There’s no scoop in the grain bin
with which to measure a modest contentment,
no Arden, no unmapped hundred-acre wood.
Here there are city parks and places under bridges,
shanties where you dare not sleep. But no
leveling green wood for the dispossessed.
Still if fortune keeps your feet from the fire,
unsteadily, but with luck, you might
like the divorced Hicks street mother of three
raise chickens in a backyard hutch, petition
the old Italian men for tips on growing
winter chard, kale, & beets in a cold frame.
Twenty-somethings debate coffee grounds in compost
and heirloom seeds while the construction worker
in the metal-tipped boots has gone quiet,
hands deep in his pockets; we cannot know
why he’s here, but we’re hearing everything
from the girl who wants her loans forgiven
because the government bailed out the banks.
And she won’t vote for Obama again,
she may not vote at all. She favors anarchy.
Shall I distract her with the mystery of the red bees
of Red Hook or tell her about the friend of a friend
who farms all year down by the naval yard—
an old asphalt play lot gone heady with cornstalks,
sunflowers, every blessed vegetable under the sun
and the neighborhood boys busy every afternoon.
Shall I choose amity over rancor or retreat
while advancing and speak riddles like Feste,
“The better for my foes and the worse
for my friends” or just be plain and say
that for me contentment is three children
under the same roof, the kettle whistling, a book
tipped on its side, splayed open to the left off page
and waiting for the next conversation to begin.
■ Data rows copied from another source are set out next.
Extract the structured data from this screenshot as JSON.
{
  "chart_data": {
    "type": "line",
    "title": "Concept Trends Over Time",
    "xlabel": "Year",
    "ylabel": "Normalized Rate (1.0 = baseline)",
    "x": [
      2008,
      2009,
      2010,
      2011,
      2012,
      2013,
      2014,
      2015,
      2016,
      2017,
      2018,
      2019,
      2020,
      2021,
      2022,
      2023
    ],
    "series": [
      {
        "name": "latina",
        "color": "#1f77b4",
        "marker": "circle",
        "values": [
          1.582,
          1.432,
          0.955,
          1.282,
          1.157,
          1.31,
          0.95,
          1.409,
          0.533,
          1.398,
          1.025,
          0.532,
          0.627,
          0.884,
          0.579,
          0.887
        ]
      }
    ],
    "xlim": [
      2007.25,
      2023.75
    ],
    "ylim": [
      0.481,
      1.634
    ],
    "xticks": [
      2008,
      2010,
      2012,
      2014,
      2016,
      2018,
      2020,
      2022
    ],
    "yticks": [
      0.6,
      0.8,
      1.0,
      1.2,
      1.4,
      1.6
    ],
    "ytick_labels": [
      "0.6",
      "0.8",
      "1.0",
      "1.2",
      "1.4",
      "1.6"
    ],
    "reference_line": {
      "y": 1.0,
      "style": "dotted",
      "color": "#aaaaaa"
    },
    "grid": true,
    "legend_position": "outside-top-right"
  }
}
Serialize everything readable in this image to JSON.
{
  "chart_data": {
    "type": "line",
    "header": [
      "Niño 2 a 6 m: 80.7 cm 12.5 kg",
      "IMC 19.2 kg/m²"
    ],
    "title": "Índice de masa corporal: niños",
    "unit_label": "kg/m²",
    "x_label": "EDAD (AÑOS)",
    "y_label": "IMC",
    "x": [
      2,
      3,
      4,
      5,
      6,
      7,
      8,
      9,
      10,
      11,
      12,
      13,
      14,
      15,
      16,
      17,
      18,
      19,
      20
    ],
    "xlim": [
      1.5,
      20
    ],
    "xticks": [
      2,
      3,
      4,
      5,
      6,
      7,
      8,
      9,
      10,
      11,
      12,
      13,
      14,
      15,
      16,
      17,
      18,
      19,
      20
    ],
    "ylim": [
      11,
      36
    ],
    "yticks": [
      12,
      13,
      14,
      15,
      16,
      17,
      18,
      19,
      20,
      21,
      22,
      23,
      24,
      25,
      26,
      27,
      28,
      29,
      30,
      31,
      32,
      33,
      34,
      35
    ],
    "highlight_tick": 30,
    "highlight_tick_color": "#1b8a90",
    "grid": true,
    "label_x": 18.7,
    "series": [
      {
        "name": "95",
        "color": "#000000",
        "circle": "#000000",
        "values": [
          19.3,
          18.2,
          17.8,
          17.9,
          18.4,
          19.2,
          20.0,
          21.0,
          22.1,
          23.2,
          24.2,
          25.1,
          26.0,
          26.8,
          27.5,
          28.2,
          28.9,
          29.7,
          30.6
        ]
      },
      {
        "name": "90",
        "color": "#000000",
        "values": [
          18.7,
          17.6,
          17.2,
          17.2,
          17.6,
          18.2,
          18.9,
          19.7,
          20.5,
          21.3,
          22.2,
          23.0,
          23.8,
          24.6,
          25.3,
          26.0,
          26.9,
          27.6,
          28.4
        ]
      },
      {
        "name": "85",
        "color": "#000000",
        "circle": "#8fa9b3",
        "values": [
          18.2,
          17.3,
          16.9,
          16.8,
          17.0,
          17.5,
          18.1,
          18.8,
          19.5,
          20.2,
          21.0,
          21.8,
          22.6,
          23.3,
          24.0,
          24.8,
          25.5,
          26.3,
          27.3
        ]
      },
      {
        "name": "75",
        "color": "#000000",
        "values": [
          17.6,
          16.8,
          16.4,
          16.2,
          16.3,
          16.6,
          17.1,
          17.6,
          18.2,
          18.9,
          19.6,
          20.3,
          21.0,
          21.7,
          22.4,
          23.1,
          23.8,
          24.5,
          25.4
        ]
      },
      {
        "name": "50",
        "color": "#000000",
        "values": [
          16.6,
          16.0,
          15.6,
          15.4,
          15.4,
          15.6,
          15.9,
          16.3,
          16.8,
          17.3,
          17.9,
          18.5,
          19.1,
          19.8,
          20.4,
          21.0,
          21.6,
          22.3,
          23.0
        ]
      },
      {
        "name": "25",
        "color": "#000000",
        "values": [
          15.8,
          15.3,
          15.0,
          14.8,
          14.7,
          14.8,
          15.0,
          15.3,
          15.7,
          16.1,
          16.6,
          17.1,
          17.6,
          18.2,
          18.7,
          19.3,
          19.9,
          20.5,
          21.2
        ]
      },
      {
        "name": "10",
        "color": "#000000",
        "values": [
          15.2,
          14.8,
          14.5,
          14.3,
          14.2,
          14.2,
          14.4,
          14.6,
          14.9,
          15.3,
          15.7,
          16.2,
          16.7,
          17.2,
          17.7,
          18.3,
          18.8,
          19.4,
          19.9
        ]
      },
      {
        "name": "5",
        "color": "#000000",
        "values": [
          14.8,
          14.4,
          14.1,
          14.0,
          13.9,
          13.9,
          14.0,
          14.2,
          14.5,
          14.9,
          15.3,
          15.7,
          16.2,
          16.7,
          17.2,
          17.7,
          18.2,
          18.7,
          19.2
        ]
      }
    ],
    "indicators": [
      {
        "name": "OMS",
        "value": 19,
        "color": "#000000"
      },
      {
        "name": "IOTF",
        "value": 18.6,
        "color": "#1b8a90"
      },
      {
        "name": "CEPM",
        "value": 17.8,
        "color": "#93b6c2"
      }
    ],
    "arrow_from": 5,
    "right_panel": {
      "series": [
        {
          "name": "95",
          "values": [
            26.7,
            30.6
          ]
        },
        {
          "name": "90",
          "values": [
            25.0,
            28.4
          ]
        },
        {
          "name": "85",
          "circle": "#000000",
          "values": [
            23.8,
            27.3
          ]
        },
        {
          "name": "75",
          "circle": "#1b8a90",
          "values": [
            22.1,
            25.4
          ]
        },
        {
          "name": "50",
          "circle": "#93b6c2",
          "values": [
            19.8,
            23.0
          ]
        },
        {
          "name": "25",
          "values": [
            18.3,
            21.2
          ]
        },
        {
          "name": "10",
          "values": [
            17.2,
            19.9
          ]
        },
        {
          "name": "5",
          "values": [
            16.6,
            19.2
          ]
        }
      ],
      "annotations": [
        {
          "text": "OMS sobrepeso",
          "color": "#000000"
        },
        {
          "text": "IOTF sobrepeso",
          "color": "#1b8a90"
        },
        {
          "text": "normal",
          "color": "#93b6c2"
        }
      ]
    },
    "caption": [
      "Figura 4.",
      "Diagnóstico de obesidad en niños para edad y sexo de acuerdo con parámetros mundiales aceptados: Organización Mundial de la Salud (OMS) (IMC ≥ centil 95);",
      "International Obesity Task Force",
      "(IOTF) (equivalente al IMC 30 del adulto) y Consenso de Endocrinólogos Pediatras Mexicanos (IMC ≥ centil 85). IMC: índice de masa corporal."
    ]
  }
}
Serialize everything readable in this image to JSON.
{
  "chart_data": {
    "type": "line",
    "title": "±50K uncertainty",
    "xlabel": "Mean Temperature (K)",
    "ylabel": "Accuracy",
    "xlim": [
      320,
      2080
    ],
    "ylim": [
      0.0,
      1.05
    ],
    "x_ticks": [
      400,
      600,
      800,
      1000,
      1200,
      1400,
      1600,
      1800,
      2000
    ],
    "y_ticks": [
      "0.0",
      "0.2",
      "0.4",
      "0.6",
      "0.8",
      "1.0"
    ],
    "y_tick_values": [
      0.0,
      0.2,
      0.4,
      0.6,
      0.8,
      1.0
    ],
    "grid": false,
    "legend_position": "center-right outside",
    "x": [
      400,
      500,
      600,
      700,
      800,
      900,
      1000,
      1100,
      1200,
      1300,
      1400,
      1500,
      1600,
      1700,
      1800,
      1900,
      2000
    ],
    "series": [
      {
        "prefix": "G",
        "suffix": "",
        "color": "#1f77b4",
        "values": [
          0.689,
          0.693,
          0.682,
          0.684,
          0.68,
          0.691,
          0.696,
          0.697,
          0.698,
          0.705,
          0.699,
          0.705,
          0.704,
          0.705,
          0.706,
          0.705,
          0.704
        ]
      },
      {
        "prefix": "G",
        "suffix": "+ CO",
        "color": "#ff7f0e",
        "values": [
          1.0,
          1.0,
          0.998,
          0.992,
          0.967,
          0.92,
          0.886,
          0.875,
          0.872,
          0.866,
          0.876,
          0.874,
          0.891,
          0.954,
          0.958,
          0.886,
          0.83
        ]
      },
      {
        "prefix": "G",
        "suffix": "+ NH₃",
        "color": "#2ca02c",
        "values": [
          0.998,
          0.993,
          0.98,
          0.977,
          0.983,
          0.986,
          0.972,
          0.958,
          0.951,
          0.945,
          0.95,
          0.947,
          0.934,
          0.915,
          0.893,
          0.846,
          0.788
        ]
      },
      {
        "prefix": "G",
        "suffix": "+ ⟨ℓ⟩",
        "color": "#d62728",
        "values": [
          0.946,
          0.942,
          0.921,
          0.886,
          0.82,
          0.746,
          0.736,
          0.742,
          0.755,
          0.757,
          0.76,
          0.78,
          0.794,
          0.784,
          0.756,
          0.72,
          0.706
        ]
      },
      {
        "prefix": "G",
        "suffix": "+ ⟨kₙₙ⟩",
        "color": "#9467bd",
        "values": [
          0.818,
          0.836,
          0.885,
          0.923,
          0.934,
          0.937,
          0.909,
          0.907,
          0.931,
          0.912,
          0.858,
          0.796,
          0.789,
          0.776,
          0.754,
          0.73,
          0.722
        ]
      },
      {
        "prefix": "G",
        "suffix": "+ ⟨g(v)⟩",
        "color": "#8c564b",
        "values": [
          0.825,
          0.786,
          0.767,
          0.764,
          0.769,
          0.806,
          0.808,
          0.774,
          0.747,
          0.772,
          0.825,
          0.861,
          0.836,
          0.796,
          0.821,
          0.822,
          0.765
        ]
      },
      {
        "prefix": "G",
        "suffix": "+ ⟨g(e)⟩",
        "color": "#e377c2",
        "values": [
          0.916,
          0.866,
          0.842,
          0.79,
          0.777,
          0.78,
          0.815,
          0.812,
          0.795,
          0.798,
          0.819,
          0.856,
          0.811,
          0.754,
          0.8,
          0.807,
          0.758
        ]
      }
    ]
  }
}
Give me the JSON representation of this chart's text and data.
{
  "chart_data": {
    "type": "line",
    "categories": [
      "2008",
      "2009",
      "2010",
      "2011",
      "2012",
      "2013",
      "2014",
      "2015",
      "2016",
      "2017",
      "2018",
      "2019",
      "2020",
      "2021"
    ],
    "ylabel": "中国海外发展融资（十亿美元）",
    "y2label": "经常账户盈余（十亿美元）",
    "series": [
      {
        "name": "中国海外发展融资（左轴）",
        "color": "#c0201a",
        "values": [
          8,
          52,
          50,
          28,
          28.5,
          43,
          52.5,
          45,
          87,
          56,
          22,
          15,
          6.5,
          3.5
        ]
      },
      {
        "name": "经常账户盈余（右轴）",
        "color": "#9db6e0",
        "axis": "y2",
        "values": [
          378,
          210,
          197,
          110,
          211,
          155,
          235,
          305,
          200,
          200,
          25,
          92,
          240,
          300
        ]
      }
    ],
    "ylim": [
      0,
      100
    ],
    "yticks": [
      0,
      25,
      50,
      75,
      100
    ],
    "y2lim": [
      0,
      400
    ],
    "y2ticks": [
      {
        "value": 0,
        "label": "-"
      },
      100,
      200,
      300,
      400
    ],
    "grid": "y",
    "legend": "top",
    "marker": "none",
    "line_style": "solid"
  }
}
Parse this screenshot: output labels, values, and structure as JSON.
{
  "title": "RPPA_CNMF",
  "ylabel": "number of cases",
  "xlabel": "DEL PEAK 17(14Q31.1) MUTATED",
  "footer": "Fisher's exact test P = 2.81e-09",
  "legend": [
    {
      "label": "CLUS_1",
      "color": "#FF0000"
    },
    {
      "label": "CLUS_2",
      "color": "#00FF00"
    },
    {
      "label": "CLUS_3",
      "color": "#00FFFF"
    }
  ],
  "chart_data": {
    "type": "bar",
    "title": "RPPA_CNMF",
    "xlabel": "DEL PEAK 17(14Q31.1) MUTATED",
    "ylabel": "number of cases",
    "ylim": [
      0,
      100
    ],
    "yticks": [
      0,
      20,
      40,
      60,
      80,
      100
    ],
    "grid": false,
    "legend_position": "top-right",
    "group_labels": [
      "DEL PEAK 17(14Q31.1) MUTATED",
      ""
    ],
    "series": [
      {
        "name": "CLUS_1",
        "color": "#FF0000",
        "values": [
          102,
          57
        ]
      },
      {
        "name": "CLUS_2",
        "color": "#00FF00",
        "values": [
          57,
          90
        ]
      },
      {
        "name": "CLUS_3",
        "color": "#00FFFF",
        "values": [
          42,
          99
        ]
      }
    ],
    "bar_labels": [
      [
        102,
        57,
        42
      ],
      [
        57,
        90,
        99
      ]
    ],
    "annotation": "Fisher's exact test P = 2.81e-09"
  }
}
About "Finding Happiness," Catherine Staples writes
The Wallace Stevens question of finding “what will suffice” led me to thinking about a line from As You Like It: “some settled low content” and about the pastoral notion that one might make do with exile in the wood of Arden. But when you live in the city, how can you access the pastoral, the healing green? In terms of setting, I drew upon my brother Paul’s New York—from under the arc of the Brooklyn Bridge to the varied neighborhoods where long wandering bike rides took us.